Setup the Environment

In [None]:
# Huggingface & video tools
!pip install transformers datasets
!pip install pytube opencv-python pydub librosa --quiet


Get YouTube Videos

In [None]:
from pytube import Search
import pandas as pd

def search_youtube_videos(query, max_results=5):
    search = Search(query)
    results = search.results[:max_results]

    videos = []
    for vid in results:
        videos.append({
            "title": vid.title,
            "url": vid.watch_url
        })

    return pd.DataFrame(videos)

# Example
query = "ai generated face"
video_df = search_youtube_videos(query)
video_df


Download 1 Video

In [None]:
import yt_dlp

def download_video(url, save_path="/content/videos"):
    ydl_opts = {
        'format': 'best',
        'outtmpl': f'{save_path}/%(title)s.%(ext)s',
        'quiet': True,
    }

    with yt_dlp.YoutubeDL(ydl_opts) as ydl:
        info = ydl.extract_info(url, download=True)
        video_file_path = ydl.prepare_filename(info)

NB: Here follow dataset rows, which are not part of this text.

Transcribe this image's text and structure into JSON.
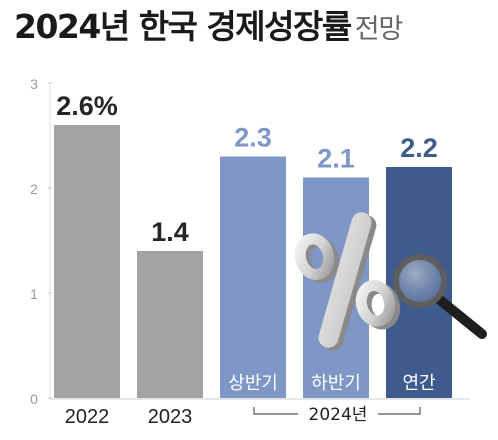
{
  "title": {
    "main": "2024년 한국 경제성장률",
    "sub": "전망"
  },
  "colors": {
    "actual": "#a3a3a3",
    "half": "#7f97c7",
    "annual": "#3f5b8e",
    "actual_label": "#262626",
    "forecast_label": "#7f97c7",
    "annual_label": "#3f5b8e"
  },
  "chart_data": {
    "type": "bar",
    "ylim": [
      0,
      3
    ],
    "yticks": [
      0,
      1,
      2,
      3
    ],
    "grid": false,
    "legend": "none",
    "bars": [
      {
        "value": 2.6,
        "label": "2.6%",
        "category": "2022",
        "inner_label": "",
        "kind": "actual"
      },
      {
        "value": 1.4,
        "label": "1.4",
        "category": "2023",
        "inner_label": "",
        "kind": "actual"
      },
      {
        "value": 2.3,
        "label": "2.3",
        "category": "",
        "inner_label": "상반기",
        "kind": "half"
      },
      {
        "value": 2.1,
        "label": "2.1",
        "category": "",
        "inner_label": "하반기",
        "kind": "half"
      },
      {
        "value": 2.2,
        "label": "2.2",
        "category": "",
        "inner_label": "연간",
        "kind": "annual"
      }
    ],
    "group_label": "2024년",
    "decoration": [
      "percent-icon",
      "magnifier-icon"
    ]
  }
}
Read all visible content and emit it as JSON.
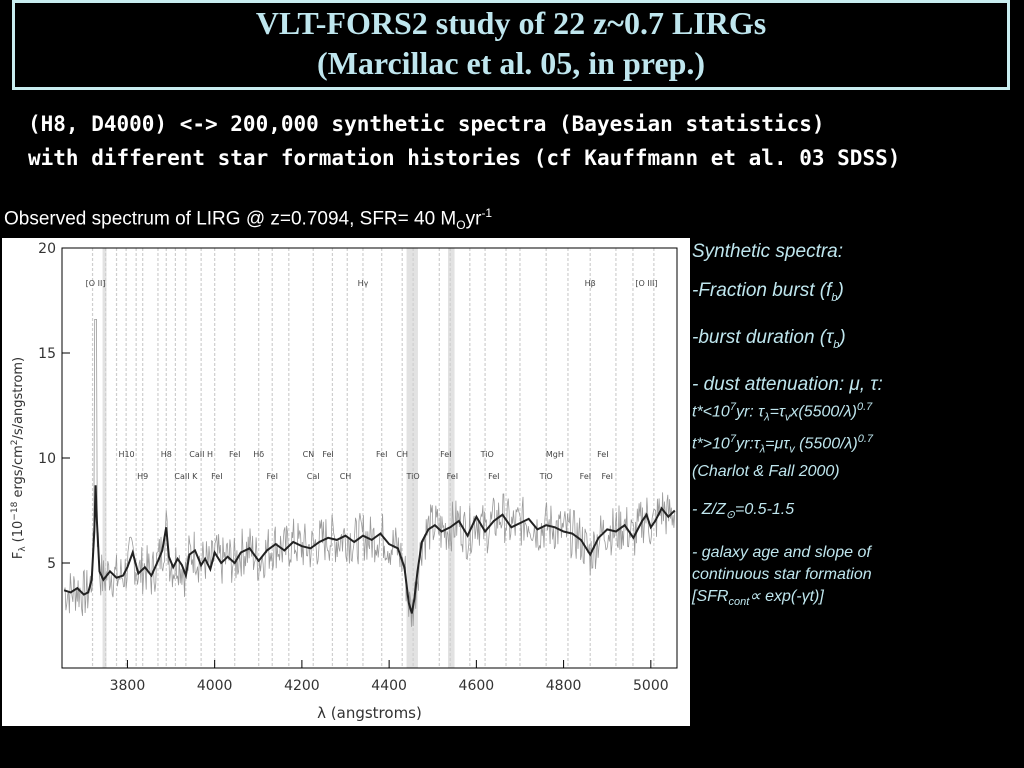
{
  "slide": {
    "title_line1": "VLT-FORS2 study of 22 z~0.7 LIRGs",
    "title_line2": "(Marcillac et al. 05, in prep.)",
    "subtitle_line1": "(H8, D4000) <-> 200,000 synthetic spectra  (Bayesian statistics)",
    "subtitle_line2": "with different star formation histories (cf Kauffmann et al. 03 SDSS)",
    "caption_prefix": "Observed spectrum of LIRG @ z=0.7094, SFR= 40 M",
    "caption_sub": "O",
    "caption_yr": "yr",
    "caption_sup": "-1",
    "accent_color": "#bfe6ee",
    "border_color": "#c9eef0"
  },
  "side": {
    "heading": "Synthetic spectra:",
    "fb_pre": "-Fraction burst (f",
    "fb_sub": "b",
    "fb_post": ")",
    "tb_pre": "-burst duration (",
    "tb_sym": "τ",
    "tb_sub": "b",
    "tb_post": ")",
    "dust": "- dust attenuation: μ, τ:",
    "dust1_a": "t*<10",
    "dust1_sup": "7",
    "dust1_b": "yr: τ",
    "dust1_sub1": "λ",
    "dust1_c": "=τ",
    "dust1_sub2": "v",
    "dust1_d": "x(5500/λ)",
    "dust1_sup2": "0.7",
    "dust2_a": "t*>10",
    "dust2_sup": "7",
    "dust2_b": "yr:τ",
    "dust2_sub1": "λ",
    "dust2_c": "=μτ",
    "dust2_sub2": "v",
    "dust2_d": " (5500/λ)",
    "dust2_sup2": "0.7",
    "dust_ref": "(Charlot & Fall 2000)",
    "z_pre": "- Z/Z",
    "z_sub": "⊙",
    "z_post": "=0.5-1.5",
    "age1": "- galaxy age and slope of",
    "age2": "continuous star formation",
    "sfr_pre": "[SFR",
    "sfr_sub": "cont",
    "sfr_post": "∝ exp(-γt)]"
  },
  "chart_data": {
    "type": "line",
    "xlabel": "λ (angstroms)",
    "ylabel": "F_λ (10^-18 ergs/cm^2/s/angstrom)",
    "ylabel_main": "F",
    "ylabel_sub": "λ",
    "ylabel_rest": "(10",
    "ylabel_exp1": "−18",
    "ylabel_rest2": " ergs/cm",
    "ylabel_exp2": "2",
    "ylabel_rest3": "/s/angstrom)",
    "xlim": [
      3650,
      5060
    ],
    "ylim": [
      0,
      20
    ],
    "xticks": [
      3800,
      4000,
      4200,
      4400,
      4600,
      4800,
      5000
    ],
    "yticks": [
      5,
      10,
      15,
      20
    ],
    "shaded_bands": [
      [
        3743,
        3752
      ],
      [
        4440,
        4466
      ],
      [
        4535,
        4550
      ]
    ],
    "line_markers": [
      3720,
      3750,
      3775,
      3797,
      3820,
      3835,
      3870,
      3889,
      3910,
      3934,
      3969,
      4000,
      4046,
      4101,
      4132,
      4170,
      4226,
      4270,
      4304,
      4340,
      4383,
      4430,
      4455,
      4515,
      4540,
      4585,
      4620,
      4668,
      4700,
      4760,
      4810,
      4861,
      4920,
      4959,
      5007
    ],
    "line_labels_top": [
      {
        "text": "[O II]",
        "x": 3727
      },
      {
        "text": "Hγ",
        "x": 4340
      },
      {
        "text": "Hβ",
        "x": 4861
      },
      {
        "text": "[O III]",
        "x": 4990
      }
    ],
    "line_labels_mid": [
      {
        "text": "H10",
        "x": 3798
      },
      {
        "text": "H8",
        "x": 3889
      },
      {
        "text": "CaII H",
        "x": 3969
      },
      {
        "text": "FeI",
        "x": 4046
      },
      {
        "text": "Hδ",
        "x": 4101
      },
      {
        "text": "CN",
        "x": 4215
      },
      {
        "text": "FeI",
        "x": 4260
      },
      {
        "text": "FeI",
        "x": 4383
      },
      {
        "text": "CH",
        "x": 4430
      },
      {
        "text": "FeI",
        "x": 4530
      },
      {
        "text": "TiO",
        "x": 4625
      },
      {
        "text": "MgH",
        "x": 4780
      },
      {
        "text": "FeI",
        "x": 4890
      }
    ],
    "line_labels_low": [
      {
        "text": "H9",
        "x": 3835
      },
      {
        "text": "CaII K",
        "x": 3934
      },
      {
        "text": "FeI",
        "x": 4005
      },
      {
        "text": "FeI",
        "x": 4132
      },
      {
        "text": "CaI",
        "x": 4226
      },
      {
        "text": "CH",
        "x": 4300
      },
      {
        "text": "TiO",
        "x": 4455
      },
      {
        "text": "FeI",
        "x": 4545
      },
      {
        "text": "FeI",
        "x": 4640
      },
      {
        "text": "TiO",
        "x": 4760
      },
      {
        "text": "FeI",
        "x": 4850
      },
      {
        "text": "FeI",
        "x": 4900
      }
    ],
    "series": [
      {
        "color": "#222222",
        "x": [
          3655,
          3670,
          3685,
          3700,
          3710,
          3718,
          3724,
          3727,
          3730,
          3736,
          3745,
          3760,
          3775,
          3790,
          3800,
          3812,
          3825,
          3840,
          3855,
          3870,
          3880,
          3889,
          3895,
          3905,
          3915,
          3925,
          3934,
          3942,
          3955,
          3969,
          3978,
          3990,
          4000,
          4015,
          4030,
          4046,
          4060,
          4080,
          4101,
          4120,
          4140,
          4160,
          4180,
          4200,
          4220,
          4240,
          4260,
          4280,
          4300,
          4320,
          4340,
          4360,
          4380,
          4400,
          4420,
          4435,
          4445,
          4452,
          4458,
          4465,
          4475,
          4490,
          4505,
          4520,
          4540,
          4560,
          4580,
          4600,
          4620,
          4640,
          4660,
          4680,
          4700,
          4720,
          4740,
          4760,
          4780,
          4800,
          4820,
          4840,
          4861,
          4880,
          4900,
          4920,
          4940,
          4960,
          4980,
          4990,
          5000,
          5010,
          5025,
          5040,
          5055
        ],
        "y": [
          3.7,
          3.6,
          3.8,
          3.5,
          3.6,
          4.2,
          6.5,
          8.7,
          7.0,
          4.6,
          4.2,
          4.6,
          4.3,
          4.4,
          4.8,
          5.5,
          4.5,
          4.8,
          4.4,
          5.1,
          5.6,
          6.7,
          5.3,
          4.8,
          5.2,
          4.9,
          4.4,
          5.4,
          5.6,
          4.9,
          5.2,
          4.7,
          5.5,
          5.0,
          5.3,
          5.0,
          5.5,
          5.7,
          5.1,
          5.6,
          5.9,
          5.6,
          6.0,
          5.8,
          5.7,
          6.0,
          6.2,
          6.1,
          6.3,
          6.0,
          6.3,
          6.1,
          6.4,
          5.9,
          5.7,
          4.8,
          3.1,
          2.6,
          3.3,
          4.6,
          6.0,
          6.6,
          6.8,
          6.5,
          6.7,
          7.0,
          6.3,
          7.2,
          6.5,
          7.0,
          7.3,
          6.7,
          6.9,
          7.1,
          6.6,
          6.8,
          6.7,
          6.5,
          6.4,
          6.1,
          5.4,
          6.2,
          6.6,
          6.5,
          6.8,
          6.2,
          7.0,
          7.3,
          6.7,
          7.0,
          7.6,
          7.2,
          7.5
        ]
      }
    ]
  }
}
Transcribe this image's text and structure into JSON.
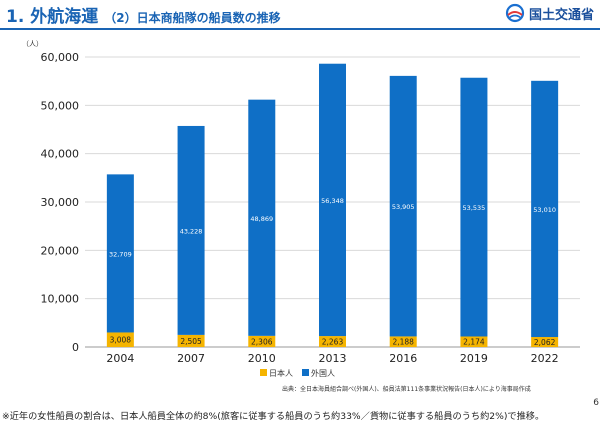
{
  "header": {
    "title": "1. 外航海運",
    "subtitle": "（2）日本商船隊の船員数の推移",
    "logo_text": "国土交通省"
  },
  "page_number": "6",
  "source_note": "出典：全日本海員組合調べ(外国人)、船員法第111条事業状況報告(日本人)により海事局作成",
  "footnote": "※近年の女性船員の割合は、日本人船員全体の約8%(旅客に従事する船員のうち約33%／貨物に従事する船員のうち約2%)で推移。",
  "colors": {
    "accent": "#1a64b4",
    "japanese": "#f5b400",
    "foreign": "#0f6fc6"
  },
  "chart_data": {
    "type": "bar",
    "stacked": true,
    "categories": [
      "2004",
      "2007",
      "2010",
      "2013",
      "2016",
      "2019",
      "2022"
    ],
    "series": [
      {
        "name": "日本人",
        "values": [
          3008,
          2505,
          2306,
          2263,
          2188,
          2174,
          2062
        ],
        "labels": [
          "3,008",
          "2,505",
          "2,306",
          "2,263",
          "2,188",
          "2,174",
          "2,062"
        ]
      },
      {
        "name": "外国人",
        "values": [
          32709,
          43228,
          48869,
          56348,
          53905,
          53535,
          53010
        ],
        "labels": [
          "32,709",
          "43,228",
          "48,869",
          "56,348",
          "53,905",
          "53,535",
          "53,010"
        ]
      }
    ],
    "y_unit": "（人）",
    "ylim": [
      0,
      60000
    ],
    "yticks": [
      0,
      10000,
      20000,
      30000,
      40000,
      50000,
      60000
    ],
    "ytick_labels": [
      "0",
      "10,000",
      "20,000",
      "30,000",
      "40,000",
      "50,000",
      "60,000"
    ],
    "grid": true,
    "legend_position": "bottom"
  }
}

    return video_file_path

# Test
os.makedirs("/content/videos", exist_ok=True)
video_path = download_video("https://www.youtube.com/watch?v=dQw4w9WgXcQ")
print("Downloaded video path:", video_path)


Analyze Video Quality using Visual Transformer

In [None]:
from transformers import pipeline
from PIL import Image
import cv2

# Extract frame
def extract_frame(video_path):
    cap = cv2.VideoCapture(video_path)
    ret, frame = cap.read()
    cap.release()
    if ret:
        frame = cv2.cvtColor(frame, cv2.COLOR_BGR2RGB)
        return Image.fromarray(frame)
    return None

frame = extract_frame(video_path)

# Use Hugging Face ViT model
image_classifier = pipeline("image-classification", model="google/vit-base-patch16-224")
image_result = image_classifier(frame)
image_result


Audio Quality + Classification

In [None]:
from pydub import AudioSegment
import librosa
import soundfile as sf

# Extract Audio
def extract_audio(video_path, audio_path="/content/audio.wav"):
    audio = AudioSegment.from_file(video_path)
    audio.export(audio_path, format="wav")
    return audio_path

audio_path = extract_audio(video_path)

# Check audio quality (RMS)
def audio_rms(audio_path):
    y, sr = librosa.load(audio_path)
    return librosa.feature.rms(y=y).mean()

rms_score = audio_rms(audio_path)
print("Audio RMS Score:", rms_score)


Audio Deepfake Detection

In [None]:
from transformers import Wav2Vec2FeatureExtractor, AutoModelForAudioClassification
import torchaudio
import torch

# Load correct feature extractor (NOT AutoProcessor)
feature_extractor = Wav2Vec2FeatureExtractor.from_pretrained("superb/wav2vec2-base-superb-sid")
model = AutoModelForAudioClassification.from_pretrained("superb/wav2vec2-base-superb-sid")

# Load audio
speech_array, sampling_rate = torchaudio.load(audio_path)

# Resample if needed
if sampling_rate != 16000:
    resampler = torchaudio.transforms.Resample(orig_freq=sampling_rate, new_freq=16000)
    speech_array = resampler(speech_array)
    sampling_rate = 16000

# Convert to mono if stereo
if speech_array.shape[0] > 1:
    speech_array = torch.mean(speech_array, dim=0, keepdim=True)

# Prepare input for model
inputs = feature_extractor(speech_array.squeeze().numpy(), sampling_rate=sampling_rate, return_tensors="pt")

# Predict
with torch.no_grad():
    logits = model(**inputs).logits
    predicted_class_id = torch.argmax(logits).item()

# Output label
label = model.config.id2label[predicted_class_id]
print("🎙️ Predicted Speaker Label:", label)


Final Ranking & Display

In [None]:
result = {
    "Title": video_df.iloc[0]["title"],
    "Video URL": video_df.iloc[0]["url"],
    "Visual Tags": image_result[:2],
    "Audio RMS": rms_score,
    "Fake Score": predicted_class_id  # ✅ FIXED here
}

pd.DataFrame([result])